The Midrash Rabbah (biblical exegesis from ancient Jewish authorities) comments that the Song of the Sea was unique in that “from the time of creation until then, no one had sung to God as the Jews did at that moment.” Similarly, the Mechilta (another biblical exegesis from ancient Jewish authorities) notes that throughout Scripture, there are only ten instances that are classified as “Shira (song).” What is it that makes these ten instances unique to the point where they garner their own category?
Rabbi Nosson Scherman in the Stone Chumash (Exodus;15;1) explains that “song” in the scriptural sense represents a flash of insight into past events which, at the time of their occurrence, seemed incomprehensible.

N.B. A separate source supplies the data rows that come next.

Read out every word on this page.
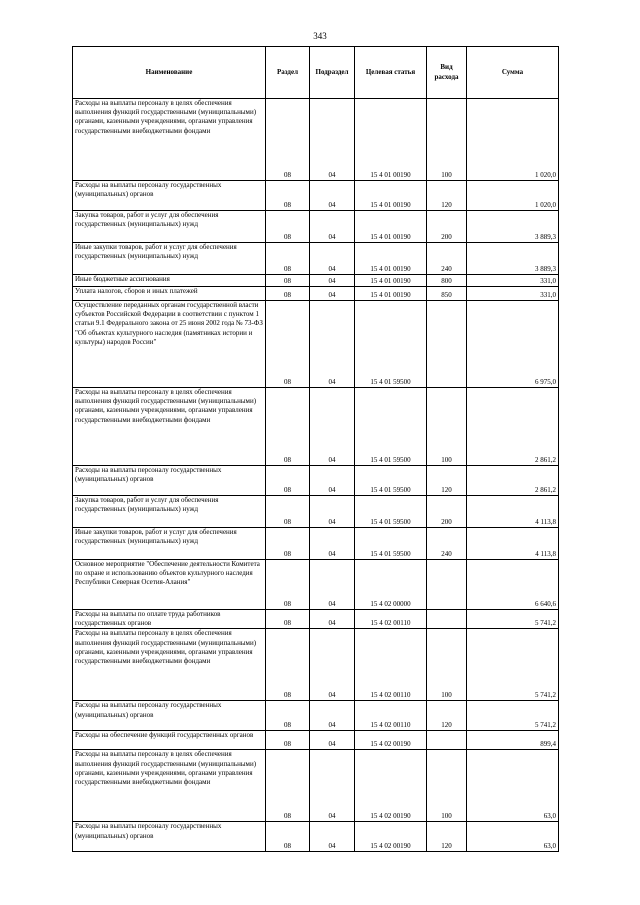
343
Наименование	Раздел	Подраздел	Целевая статья	Вид расхода	Сумма
Расходы на выплаты персоналу в целях обеспечения выполнения функций государственными (муниципальными) органами, казенными учреждениями, органами управления государственными внебюджетными фондами	08	04	15 4 01 00190	100	1 020,0
Расходы на выплаты персоналу государственных (муниципальных) органов	08	04	15 4 01 00190	120	1 020,0
Закупка товаров, работ и услуг для обеспечения государственных (муниципальных) нужд	08	04	15 4 01 00190	200	3 889,3
Иные закупки товаров, работ и услуг для обеспечения государственных (муниципальных) нужд	08	04	15 4 01 00190	240	3 889,3
Иные бюджетные ассигнования	08	04	15 4 01 00190	800	331,0
Уплата налогов, сборов и иных платежей	08	04	15 4 01 00190	850	331,0
Осуществление переданных органам государственной власти субъектов Российской Федерации в соответствии с пунктом 1 статьи 9.1 Федерального закона от 25 июня 2002 года № 73-ФЗ "Об объектах культурного наследия (памятниках истории и культуры) народов России"	08	04	15 4 01 59500		6 975,0
Расходы на выплаты персоналу в целях обеспечения выполнения функций государственными (муниципальными) органами, казенными учреждениями, органами управления государственными внебюджетными фондами	08	04	15 4 01 59500	100	2 861,2
Расходы на выплаты персоналу государственных (муниципальных) органов	08	04	15 4 01 59500	120	2 861,2
Закупка товаров, работ и услуг для обеспечения государственных (муниципальных) нужд	08	04	15 4 01 59500	200	4 113,8
Иные закупки товаров, работ и услуг для обеспечения государственных (муниципальных) нужд	08	04	15 4 01 59500	240	4 113,8
Основное мероприятие "Обеспечение деятельности Комитета по охране и использованию объектов культурного наследия Республики Северная Осетия-Алания"	08	04	15 4 02 00000		6 640,6
Расходы на выплаты по оплате труда работников государственных органов	08	04	15 4 02 00110		5 741,2
Расходы на выплаты персоналу в целях обеспечения выполнения функций государственными (муниципальными) органами, казенными учреждениями, органами управления государственными внебюджетными фондами	08	04	15 4 02 00110	100	5 741,2
Расходы на выплаты персоналу государственных (муниципальных) органов	08	04	15 4 02 00110	120	5 741,2
Расходы на обеспечение функций государственных органов	08	04	15 4 02 00190		899,4
Расходы на выплаты персоналу в целях обеспечения выполнения функций государственными (муниципальными) органами, казенными учреждениями, органами управления государственными внебюджетными фондами	08	04	15 4 02 00190	100	63,0
Расходы на выплаты персоналу государственных (муниципальных) органов	08	04	15 4 02 00190	120	63,0
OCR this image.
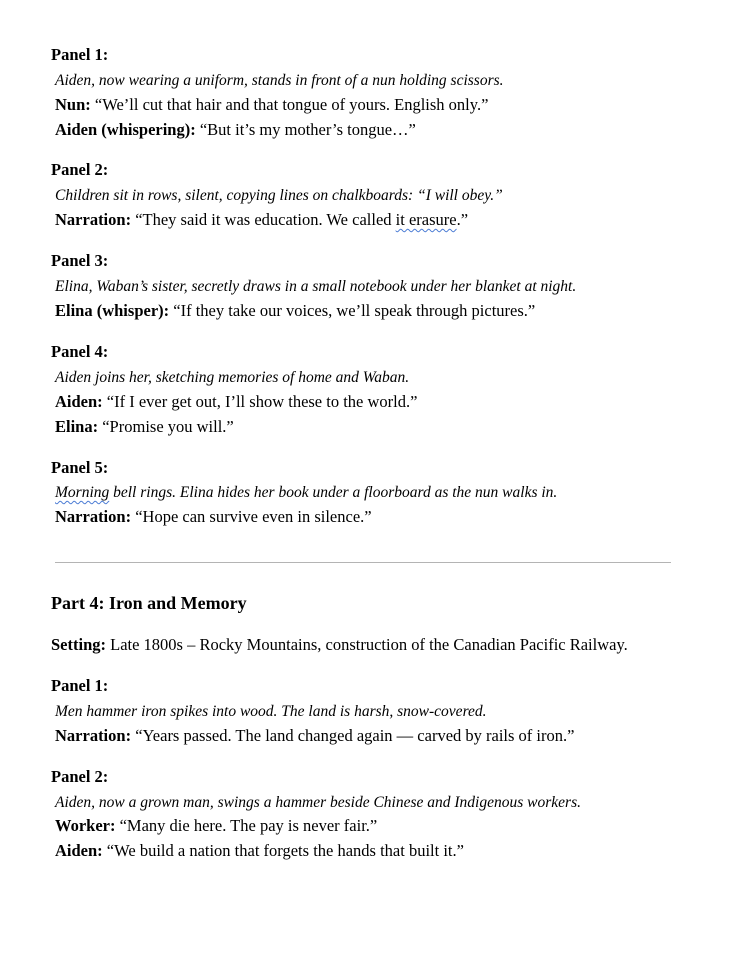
Panel 1:
Aiden, now wearing a uniform, stands in front of a nun holding scissors.
Nun: “We’ll cut that hair and that tongue of yours. English only.”
Aiden (whispering): “But it’s my mother’s tongue…”
Panel 2:
Children sit in rows, silent, copying lines on chalkboards: “I will obey.”
Narration: “They said it was education. We called it erasure.”
Panel 3:
Elina, Waban’s sister, secretly draws in a small notebook under her blanket at night.
Elina (whisper): “If they take our voices, we’ll speak through pictures.”
Panel 4:
Aiden joins her, sketching memories of home and Waban.
Aiden: “If I ever get out, I’ll show these to the world.”
Elina: “Promise you will.”
Panel 5:
Morning bell rings. Elina hides her book under a floorboard as the nun walks in.
Narration: “Hope can survive even in silence.”
Part 4: Iron and Memory
Setting: Late 1800s – Rocky Mountains, construction of the Canadian Pacific Railway.
Panel 1:
Men hammer iron spikes into wood. The land is harsh, snow-covered.
Narration: “Years passed. The land changed again — carved by rails of iron.”
Panel 2:
Aiden, now a grown man, swings a hammer beside Chinese and Indigenous workers.
Worker: “Many die here. The pay is never fair.”
Aiden: “We build a nation that forgets the hands that built it.”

Central to our belief system is that everything which transpires, including the suffering and travails of this world, is for the best. However, seldom are we privy to see how such events unfold.
When Moses arrived in Egypt and delivered God’s message to Pharoah, not only were the Jews not released, but their workload was increased. At that point in time, Moses complained to God, stating that from the moment he had arrived in Egypt, things had only gotten worse for the Jewish people. However, with the splitting of the sea, all became clear. Moses and the entire Jewish people were shown how the entire trajectory of their stay in Egypt, including their slavery, their increased workload, the ten plagues, and the deception of their departure, all led to the divine revelations which were taught to the world through these events.
Just as in a song, no single note is appreciated in isolation, so too are the events of our lives. Just as the dips and the rises of a song all contribute to its eventual beauty, so too are the highs and the lows of our lives.
Rabbi Elimelech Biderman mentions a heartening insight that demonstrates this thought as well. Scripture relates (Exodus 15;20) that “Miriam the prophetess, the sister of Aaron, took her drum in her hand and all the women went forth after her with drums and with dances.” One might ask, what did the particular choice of the drum represent? Why were there no flutes or trumpets? Perhaps, suggests Rabbi Biderman, the message of the drum is that even from a “bang”, a “hit”, or a “blow”, music can be made.
On this Shabbos of Song, let us all take heart in this message. We might not understand the function of all of life’s events, but we believe with firm conviction that they ultimately contribute to the song of our lives.